Study design: A case of a bisegmental rotational fracture dislocation in the pediatric cervical spine is presented.
Objectives: To highlight the problems in the diagnostics and surgical management of this rare type of injury.
Summary of background data: Fractures of the cervical spine are relatively uncommon in childhood. To the authors' knowledge, this is the first reported case of a bisegmental rotational fracture dislocation in the pediatric cervical spine managed by a combined anteroposterior approach.
Methods: A 6-year-old girl was hit by a car as a pedestrian. In addition to an open fracture dislocation of the Lisfranc joint in the right foot, she sustained a bisegmental fracture dislocation at the lower cervical spine (C3-C5) with no neurologic deficit.
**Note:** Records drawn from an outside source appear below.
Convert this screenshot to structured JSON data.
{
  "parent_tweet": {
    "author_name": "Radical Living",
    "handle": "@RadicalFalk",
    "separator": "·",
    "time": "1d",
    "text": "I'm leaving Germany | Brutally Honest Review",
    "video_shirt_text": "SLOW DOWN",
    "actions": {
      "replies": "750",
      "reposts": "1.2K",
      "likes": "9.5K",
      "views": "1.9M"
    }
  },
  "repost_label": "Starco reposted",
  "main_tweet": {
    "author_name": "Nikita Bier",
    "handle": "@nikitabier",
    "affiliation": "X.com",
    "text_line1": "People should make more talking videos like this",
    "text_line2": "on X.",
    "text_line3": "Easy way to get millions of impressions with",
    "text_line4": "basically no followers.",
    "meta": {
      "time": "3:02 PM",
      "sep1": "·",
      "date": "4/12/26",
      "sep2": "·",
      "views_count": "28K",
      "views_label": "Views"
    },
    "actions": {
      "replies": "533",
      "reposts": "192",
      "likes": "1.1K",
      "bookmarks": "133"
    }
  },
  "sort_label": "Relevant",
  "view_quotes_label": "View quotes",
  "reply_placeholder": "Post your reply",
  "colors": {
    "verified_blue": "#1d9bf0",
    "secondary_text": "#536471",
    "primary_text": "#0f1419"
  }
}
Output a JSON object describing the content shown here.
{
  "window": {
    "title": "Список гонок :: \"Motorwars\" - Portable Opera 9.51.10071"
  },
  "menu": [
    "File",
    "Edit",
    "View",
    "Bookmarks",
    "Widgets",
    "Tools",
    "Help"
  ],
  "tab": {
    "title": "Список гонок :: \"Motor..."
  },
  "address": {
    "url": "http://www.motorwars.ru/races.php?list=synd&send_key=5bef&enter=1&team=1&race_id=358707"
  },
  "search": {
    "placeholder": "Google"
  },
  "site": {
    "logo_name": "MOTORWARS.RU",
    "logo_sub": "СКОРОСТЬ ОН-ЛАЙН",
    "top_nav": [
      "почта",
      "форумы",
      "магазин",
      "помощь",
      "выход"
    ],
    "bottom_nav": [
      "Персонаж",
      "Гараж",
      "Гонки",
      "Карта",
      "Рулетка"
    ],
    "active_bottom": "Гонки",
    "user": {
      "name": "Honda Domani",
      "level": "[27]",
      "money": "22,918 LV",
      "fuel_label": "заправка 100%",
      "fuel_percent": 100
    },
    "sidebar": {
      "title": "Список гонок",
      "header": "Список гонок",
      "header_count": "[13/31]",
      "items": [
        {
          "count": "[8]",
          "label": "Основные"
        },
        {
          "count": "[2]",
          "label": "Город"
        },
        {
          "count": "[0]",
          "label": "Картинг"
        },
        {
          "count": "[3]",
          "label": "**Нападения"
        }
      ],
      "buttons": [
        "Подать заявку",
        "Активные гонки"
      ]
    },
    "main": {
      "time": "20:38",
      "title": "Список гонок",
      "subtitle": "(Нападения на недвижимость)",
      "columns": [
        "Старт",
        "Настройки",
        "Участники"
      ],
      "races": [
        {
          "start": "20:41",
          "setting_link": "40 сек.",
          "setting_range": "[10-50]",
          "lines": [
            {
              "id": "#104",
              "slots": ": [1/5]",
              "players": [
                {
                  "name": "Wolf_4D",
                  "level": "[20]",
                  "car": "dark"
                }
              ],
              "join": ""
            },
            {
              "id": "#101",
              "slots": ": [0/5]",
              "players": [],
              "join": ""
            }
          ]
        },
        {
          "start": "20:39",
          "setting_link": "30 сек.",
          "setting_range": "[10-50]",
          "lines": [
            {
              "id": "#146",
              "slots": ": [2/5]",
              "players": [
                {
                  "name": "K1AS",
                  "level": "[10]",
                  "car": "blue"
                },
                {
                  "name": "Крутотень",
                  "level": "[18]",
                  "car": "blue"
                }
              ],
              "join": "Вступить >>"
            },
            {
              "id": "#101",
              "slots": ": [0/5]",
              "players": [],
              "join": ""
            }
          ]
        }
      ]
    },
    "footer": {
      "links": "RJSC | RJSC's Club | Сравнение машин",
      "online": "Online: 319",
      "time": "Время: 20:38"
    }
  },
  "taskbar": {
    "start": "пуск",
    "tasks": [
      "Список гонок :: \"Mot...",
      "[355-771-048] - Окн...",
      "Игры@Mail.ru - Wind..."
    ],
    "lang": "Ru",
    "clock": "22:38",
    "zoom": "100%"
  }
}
The complete diagnosis of a locked rotational fracture dislocation could be established only by using computed tomography scans with three-dimensional reconstructions. The injury was managed with a combined anteroposterior open reduction and a bisegmental anterior fusion.
Results: Implant removal was performed after bony fusion 6 months after surgery. At follow-up assessment 2.5 years later, the girl had a good radiologic result and a full and pain-free functional recovery.
Conclusions: Bisegmental rotational fracture dislocations in pediatric cervical spines are not easily diagnosed and may require three-dimensional computed tomography scan reconstructions for complete assessment. In such rare cases, a combined anteroposterior surgical procedure may be indicated, with a bisegmental anterior fusion providing a good functional result.